Ce qui a suivi en janvier, cependant, ce sont des marées de printemps inhabituellement grandes.

"Nous pensons que le courant de turbidité a été déclenché à marée basse", a déclaré le professeur Dan Parsons de l'université de Hull.

"Lorsque la charge de l'océan diminue, la pression de l'eau interstitielle dans les sédiments change, et c'est ce qui permet la rupture.

"Mais il faut d'abord charger les dés en livrant les sédiments. Ensuite, la signature de la marée peut tout déclencher."

L'analyse montre que le courant de turbidité a atteint le plus peu profond des profileurs de vitesse de l'équipe à 22h31 GMT le 14 janvier 2020, et est arrivé au dernier instrument presque 24 heures plus tard, à 21h01 GMT le 16 janvier. À ce stade, le glissement avait atteint une profondeur océanique de plus de 4 500 mètres.

L'équipe a eu une première évaluation des vitesses impliquées en notant simplement les moments où leurs capteurs ont fait surface.

La récupération des profileurs a cependant permis de calibrer correctement les calculs approximatifs de la vitesse.

Cela a montré que le flux se déplaçait initialement à 5,2 m/s dans le canyon supérieur, mais qu'il s'est ensuite accéléré de façon continue jusqu'à 8 m/s lorsqu'il a atteint l'extrémité du canal.

Le professeur Talling et ses collègues ont détaillé l'événement dans un livre blanc destiné en particulier au secteur international des câbles sous-marins.

Ils en tirent d'importantes leçons sur la manière d'atténuer les risques.

Il n'est évidemment pas possible de prédire avec certitude le moment où un courant de turbidité dommageable se produira, mais le fait de connaître les conditions qui déclenchent les ruptures de sédiments pourrait influencer le positionnement mondial des navires de réparation des câbles.

La survenue d'une autre inondation le long du fleuve Congo, comme celle vécue en décembre 2019, rendrait judicieux le maintien d'un navire en veille dans la région, par exemple.

Les deux câbles qui se sont rompus à la mi-janvier 2020 - le câble SAT-3/WASC (South Atlantic 3/West Africa) et le WACS (West Africa Cable System) - ont été réparés en quelques semaines. Mais d'autres ruptures ont eu lieu depuis, car d'autres sédiments ont dévalé la pente.

Une découverte intéressante concerne la raison pour laquelle certains câbles sont sectionnés et d'autres non. Cela pourrait être lié aux différences de taux d'érosion le long de la voie d'écoulement.
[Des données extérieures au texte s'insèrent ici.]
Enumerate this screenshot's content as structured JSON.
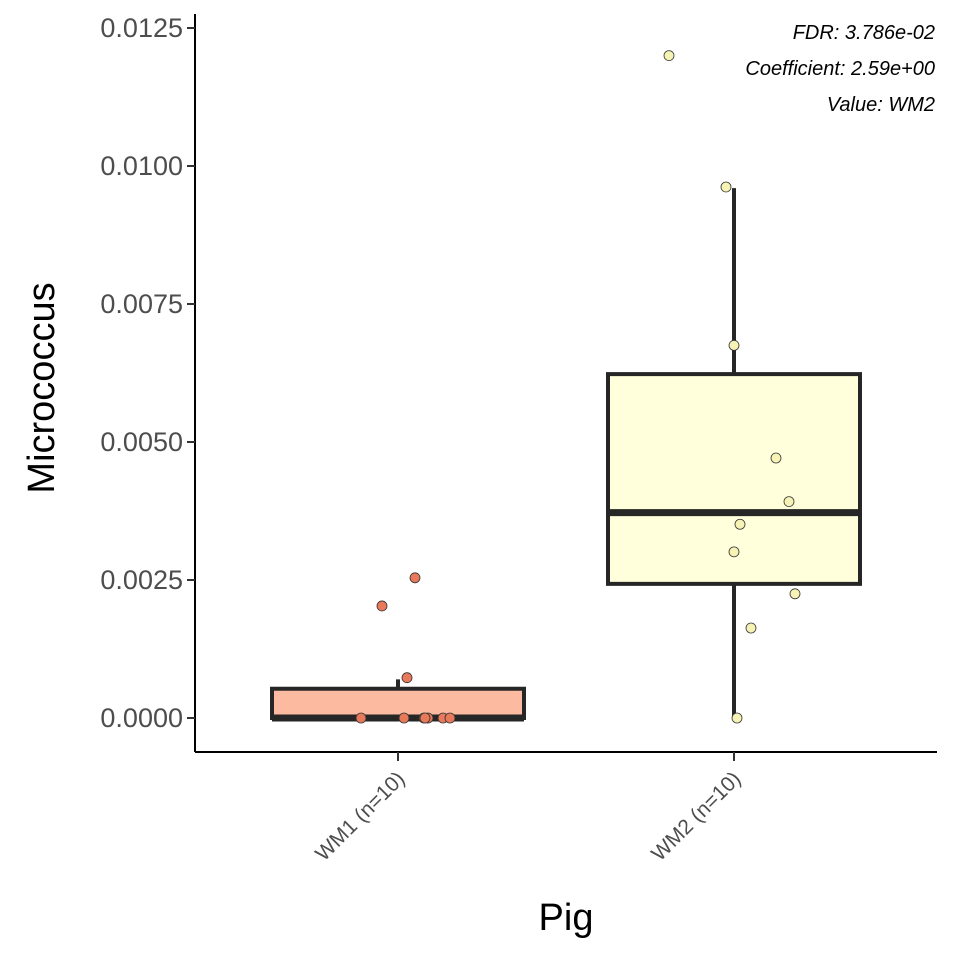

Dans certaines zones, le courant de turbidité creuse profondément le plancher océanique, tandis que dans d'autres, de grandes quantités de sable et de boue sont déversées.

L'étude du Congo est la première à documenter cet effet d'érosion et de dépôt en mosaïque.

Il s'agit d'informations nouvelles pour l'industrie du câble, qui s'en sert pour concevoir de nouveaux itinéraires dans ce canyon et dans d'autres, afin d'éviter les zones les plus susceptibles de subir une érosion profonde (immédiatement en amont des marches abruptes du canyon qui ressemblent à des chutes d'eau sous-marines, appelées "knickpoints"), car le câble serait alors plus vulnérable aux dommages", a expliqué le Dr Mike Clare, géoscientifique marin au Centre national d'océanographie du Royaume-Uni, qui conseille le Comité international de protection des câbles.

Il est difficile de surestimer l'importance du réseau mondial de câbles sous-marins.

Plus de 99 % de tout le trafic de données entre les continents passe par ces connexions, y compris les transferts d'argent quotidiens d'une valeur de plusieurs milliers de milliards de dollars.

Les recherches menées dans le canyon du Congo bénéficient d'une large participation, notamment de l'IFREMER (Institut français de recherche pour l'exploitation de la mer) en France et du GEOMAR Helmholtz Centre for Ocean Research en Allemagne. Le projet est codirigé par Durham et Angola Cables.